I'm going to continue to look into this, since the more I think about it, the more I believe that setting the render type is the "improper" way to go about this. I'm thinking there must be some difference between Forge's RenderBlockFluid and Vanilla's RenderBlocks.renderBlockLiquid that is causing our mutual difficulty.

 

Examining RenderBlocks.renderBlockLiquid will probably yield the answer, as that is what's called by getRenderType returning 4. The method is not pretty, though...

 

EDIT: Eureka! I have discovered the difference. I have learned that Forge's RenderBlockFluid class is just a copy pasta of Vanilla's renderBlockLiquid with cleaned up method and variable names, save for the following:

 

  • Forge's RenderBlockFluid checks a boolean value called "rises" which itself is based on whether the relevant fluid's density is greater than zero before rendering certain block faces.
  • Vanilla's renderer simply calls the tessellator indiscriminately.

 

I suppose the reason why it's set up this way is because KingLemming wanted to set up some kind of convention for liquids versus gases and so the rendering code is checking what the fluid's density is.

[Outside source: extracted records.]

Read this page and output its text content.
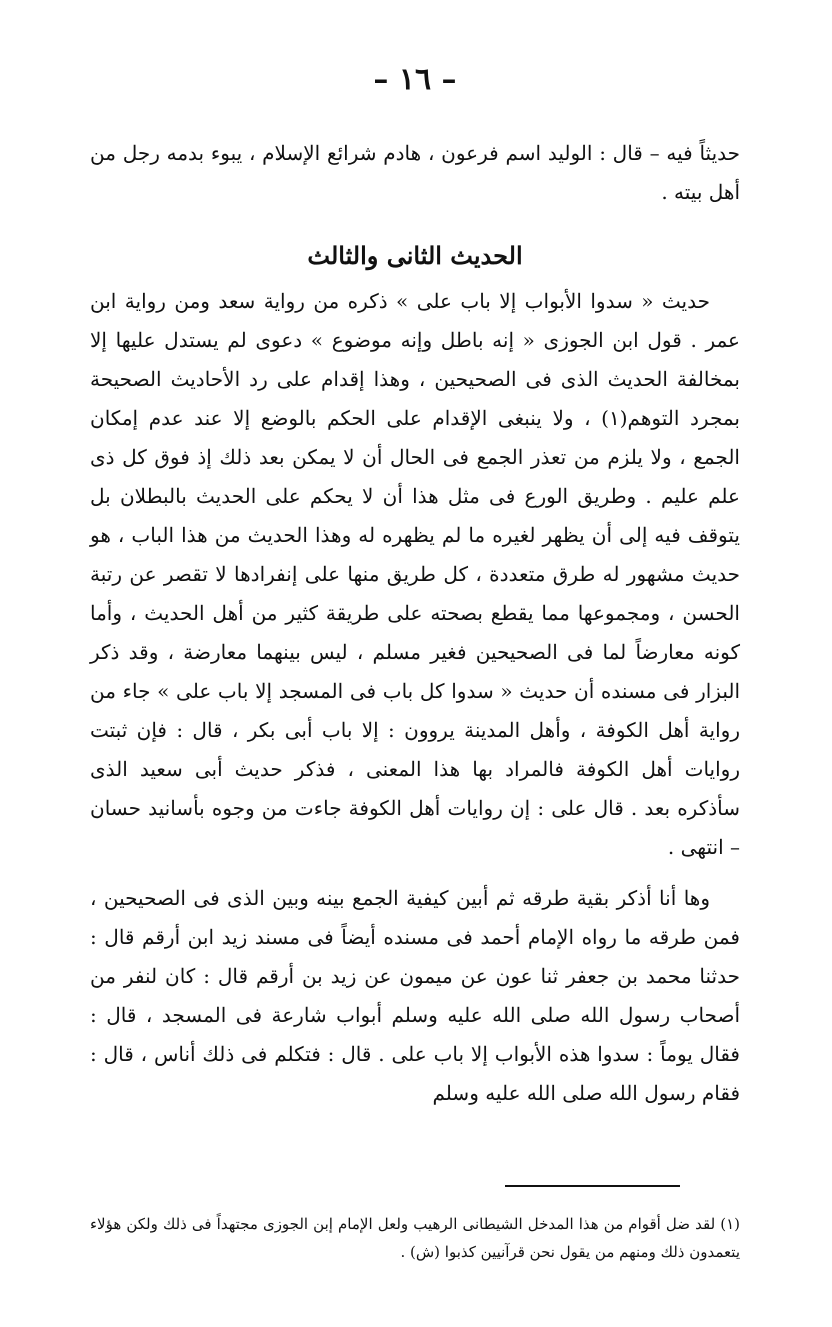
– ١٦ –

حديثاً فيه – قال : الوليد اسم فرعون ، هادم شرائع الإسلام ، يبوء بدمه رجل من أهل بيته .

الحديث الثانى والثالث

حديث « سدوا الأبواب إلا باب على » ذكره من رواية سعد ومن رواية ابن عمر . قول ابن الجوزى « إنه باطل وإنه موضوع » دعوى لم يستدل عليها إلا بمخالفة الحديث الذى فى الصحيحين ، وهذا إقدام على رد الأحاديث الصحيحة بمجرد التوهم(١) ، ولا ينبغى الإقدام على الحكم بالوضع إلا عند عدم إمكان الجمع ، ولا يلزم من تعذر الجمع فى الحال أن لا يمكن بعد ذلك إذ فوق كل ذى علم عليم . وطريق الورع فى مثل هذا أن لا يحكم على الحديث بالبطلان بل يتوقف فيه إلى أن يظهر لغيره ما لم يظهره له وهذا الحديث من هذا الباب ، هو حديث مشهور له طرق متعددة ، كل طريق منها على إنفرادها لا تقصر عن رتبة الحسن ، ومجموعها مما يقطع بصحته على طريقة كثير من أهل الحديث ، وأما كونه معارضاً لما فى الصحيحين فغير مسلم ، ليس بينهما معارضة ، وقد ذكر البزار فى مسنده أن حديث « سدوا كل باب فى المسجد إلا باب على » جاء من رواية أهل الكوفة ، وأهل المدينة يروون : إلا باب أبى بكر ، قال : فإن ثبتت روايات أهل الكوفة فالمراد بها هذا المعنى ، فذكر حديث أبى سعيد الذى سأذكره بعد . قال على : إن روايات أهل الكوفة جاءت من وجوه بأسانيد حسان – انتهى .

وها أنا أذكر بقية طرقه ثم أبين كيفية الجمع بينه وبين الذى فى الصحيحين ، فمن طرقه ما رواه الإمام أحمد فى مسنده أيضاً فى مسند زيد ابن أرقم قال : حدثنا محمد بن جعفر ثنا عون عن ميمون عن زيد بن أرقم قال : كان لنفر من أصحاب رسول الله صلى الله عليه وسلم أبواب شارعة فى المسجد ، قال : فقال يوماً : سدوا هذه الأبواب إلا باب على . قال : فتكلم فى ذلك أناس ، قال : فقام رسول الله صلى الله عليه وسلم

(١) لقد ضل أقوام من هذا المدخل الشيطانى الرهيب ولعل الإمام إبن الجوزى مجتهداً فى ذلك ولكن هؤلاء يتعمدون ذلك ومنهم من يقول نحن قرآنيين كذبوا (ش) .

I kind of see what KingLemming was going for here: if the fluid has zero or lesser density, it therefore "floats like a gas" and should be rendered such a way, and if the fluid does not float, don't bother rendering interior faces. Perhaps there is some wisdom here I am not seeing because I don't know that this implementation makes the most sense. A fluid set up to be within what the implementation considers "liquid density" will not render interior the interior faces when the player is submerged unless the fluid is considered to be "rising".